Stephen Shelley n'avait jamais vu une ville aussi fleurie que Pétale Town. Il y avait partout des bacs remplis de fleurs colorées et parfumées. Par endroit, on avait essayé de dessiner des Pokémon en alliant différentes fleurs, bien que le résultat soit certainement plus réaliste vu des toits. Stephen ne fut pas surpris de voir quelques Joliflor et Herbizarre se balader dans les rues, en toute liberté. Dans un village où les fleurs avaient autant d'importance, ces Pokémon étaient bien à leur place. Mais cela rendait d'autant plus intriguant l'absence de personnes en dehors. N'y avait-il pas même un jardinier pour s'occuper de tout ça ? Ou même une femme au foyer pour arroser ses fiertés colorées ? Par temps pareil, Safrania aurait été presque invivable tant il y aurait eu du monde en dehors. Mais peut-être était-ce dû aux magasins de la grande ville, ce dont ne semblait pas disposer Pétale Town.

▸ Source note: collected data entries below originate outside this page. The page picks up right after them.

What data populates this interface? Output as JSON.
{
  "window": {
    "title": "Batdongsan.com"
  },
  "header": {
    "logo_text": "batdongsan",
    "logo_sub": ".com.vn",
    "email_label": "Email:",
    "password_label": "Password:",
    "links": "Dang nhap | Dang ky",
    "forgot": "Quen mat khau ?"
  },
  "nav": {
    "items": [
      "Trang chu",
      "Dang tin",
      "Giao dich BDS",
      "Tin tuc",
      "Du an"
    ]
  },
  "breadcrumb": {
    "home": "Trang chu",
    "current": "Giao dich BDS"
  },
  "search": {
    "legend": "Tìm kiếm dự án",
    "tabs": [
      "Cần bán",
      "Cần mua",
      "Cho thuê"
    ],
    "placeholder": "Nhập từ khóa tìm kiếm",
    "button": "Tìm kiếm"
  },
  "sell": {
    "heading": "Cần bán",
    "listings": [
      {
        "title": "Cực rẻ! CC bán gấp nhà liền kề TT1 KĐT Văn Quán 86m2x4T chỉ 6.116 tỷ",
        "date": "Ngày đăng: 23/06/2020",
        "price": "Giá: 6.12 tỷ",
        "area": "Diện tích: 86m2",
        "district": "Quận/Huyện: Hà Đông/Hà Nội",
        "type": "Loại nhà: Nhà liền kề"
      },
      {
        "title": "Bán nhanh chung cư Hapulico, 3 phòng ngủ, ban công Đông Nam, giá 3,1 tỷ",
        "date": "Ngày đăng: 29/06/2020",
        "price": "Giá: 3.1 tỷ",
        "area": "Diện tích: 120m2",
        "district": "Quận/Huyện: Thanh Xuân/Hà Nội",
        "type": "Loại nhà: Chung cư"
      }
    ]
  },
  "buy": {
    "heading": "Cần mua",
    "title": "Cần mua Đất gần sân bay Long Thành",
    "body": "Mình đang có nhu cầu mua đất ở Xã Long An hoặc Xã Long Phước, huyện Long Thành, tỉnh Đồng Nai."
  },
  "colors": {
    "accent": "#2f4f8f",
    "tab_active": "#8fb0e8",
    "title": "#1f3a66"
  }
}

Sur son chemin, l'écrivain remarqua néanmoins la présence de quelques personnes. Mais ces dernières se trouvaient à l'intérieur de leur boutique et regardaient passer l'inconnu d'un regard mauvais depuis leurs vitrines. Peut-être n'appréciaient-ils pas trop voir débarquer chez eux un étranger ? Quoiqu'il en soit, Stephen ne se souciait pas d'eux. Il était juste là pour poser des questions à propos de quelques Pokémon Plante à son contact, et souhaitait le voir en action afin de mieux décrire dans son prochain livre comment l'un de ses personnages était censé s'occuper de son Rafflésia.

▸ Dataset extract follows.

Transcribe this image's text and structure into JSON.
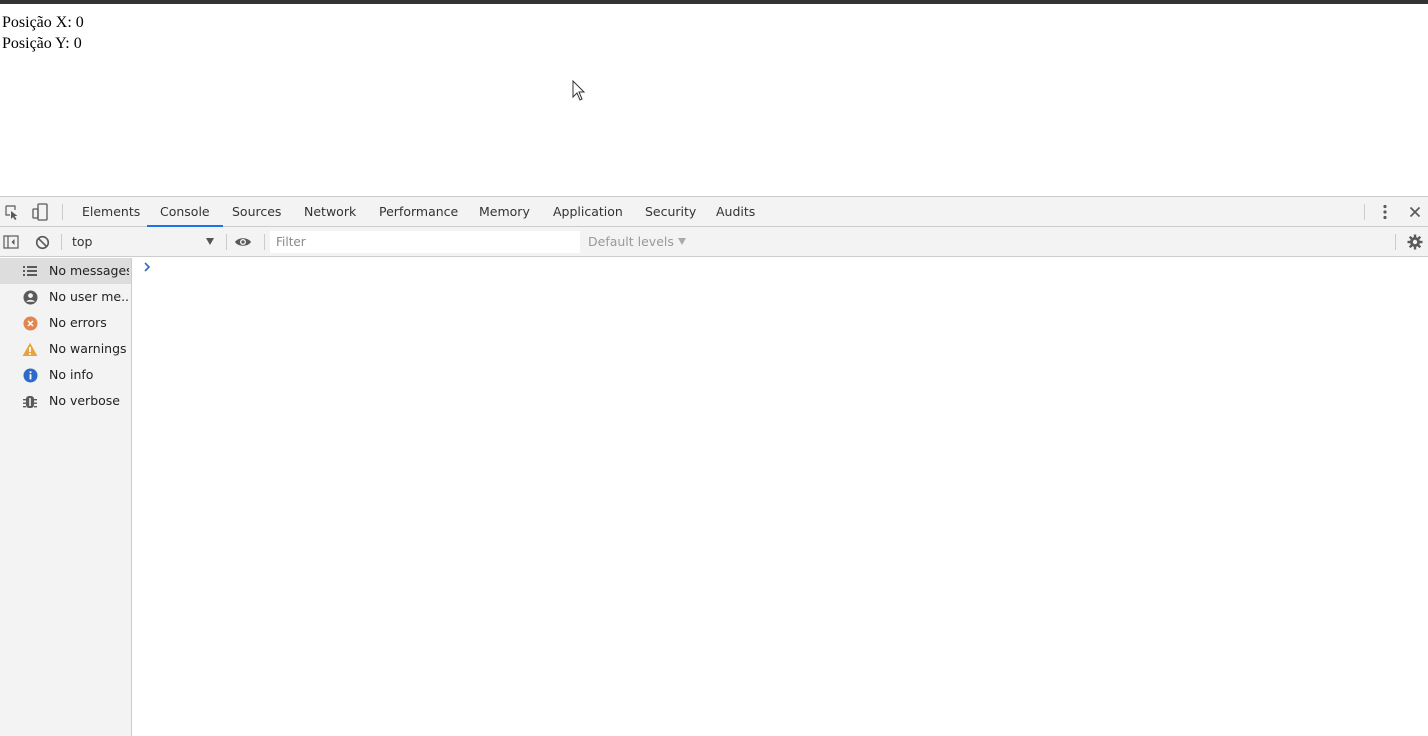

Enfin, il arriva à la maison de Dimitri Mendel, le Botaniste avec qui il avait été en contact. Celui-ci lui avait donné rendez-vous afin de répondre à ses interrogations déjà quelques jours auparavant, puis n'avait soudainement plus donné une seule nouvelle, mais lorsqu'il s'agissait de confirmer qu'il avait bien une chambre préparée pour Stephen. Comme il ne lui avait pas répondu, l'écrivain avait tenté de trouver une chambre d'hôte pas trop loin, mais la seule qui accepta de lui répondre se trouvait dans le village d'à côté. Il espérait donc que le Botaniste avait bien préparé de quoi l'accueillir, car il n'avait aucune envie de marcher jusque-là simplement pour dormir et repartir le lendemain.

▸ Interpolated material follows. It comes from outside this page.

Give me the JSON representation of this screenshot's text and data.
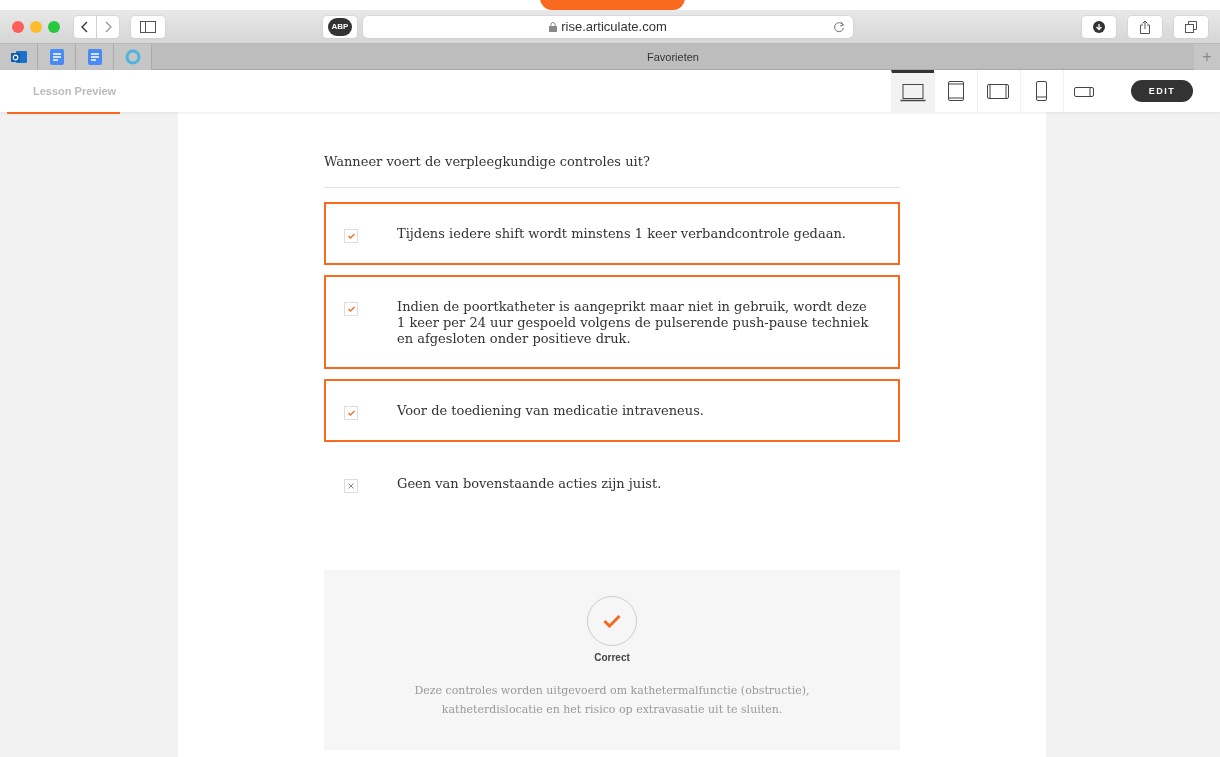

Il frappa une première fois à la porte. Au bout de quelques minutes d'attente, il réitéra son geste. Comme personne ne venait lui ouvrir, il soupira et tenta de voir s'il pouvait apercevoir son hôte par les fenêtres. Mais c'était sans compter les rideaux, qui cachaient la vue des curieux. Laissant sa valise au seuil de la porte d'entrée, l'écrivain se mit à contourner l'habitation. Peut-être que le botaniste se trouvait dans son jardin ? Il fut surpris, une fois de plus, de voir que l'habitation ne disposait que d'un tout petit jardin, apparemment peu entretenu. Un comble pour un Botaniste renommé qui, de plus, habitait dans un village réputé pour ses fleurs. Mais, par chance, la porte de derrière n'était pas verrouillée. L'écrivain hésita quelques secondes puis, soupirant, attrapa la clinche afin de pénétrer chez l'homme qui, quelques jours avant, l'avait invité.

Stephen se trouvait maintenant dans la cuisine. Il faisait très sombre, car, là aussi, les rideaux cachaient le soleil. Aidé par la lumière qui s'infiltrait par la porte ouverte, il actionna l'interrupteur, allumant la lumière d'une lampe au plafond. Du pain rassis se trouvait sur la table, avec un pot de confiture ouvert, dans lequel s'invitaient de grosses mouches noires et bruyantes. Devant ce spectacle peu ragoûtant, l'écrivain regretta bien moins d'avoir pris une table d'hôte pour passer la nuit et, surtout, pour prendre le petit déjeuner. Il fit quelques pas et entendit enfin un autre son que celui des insectes qui festoyaient sur la table. On aurait dit quelqu'un qui dévalait les escaliers avec empressement. Soudain, il entendit quelqu'un proférer un juron, alors que des bruits de verre brisés s'ajoutaient à ceux qu'il entendait déjà. Sceptique, Stephen se rapprocha de la porte qui devait donner sur le corridor.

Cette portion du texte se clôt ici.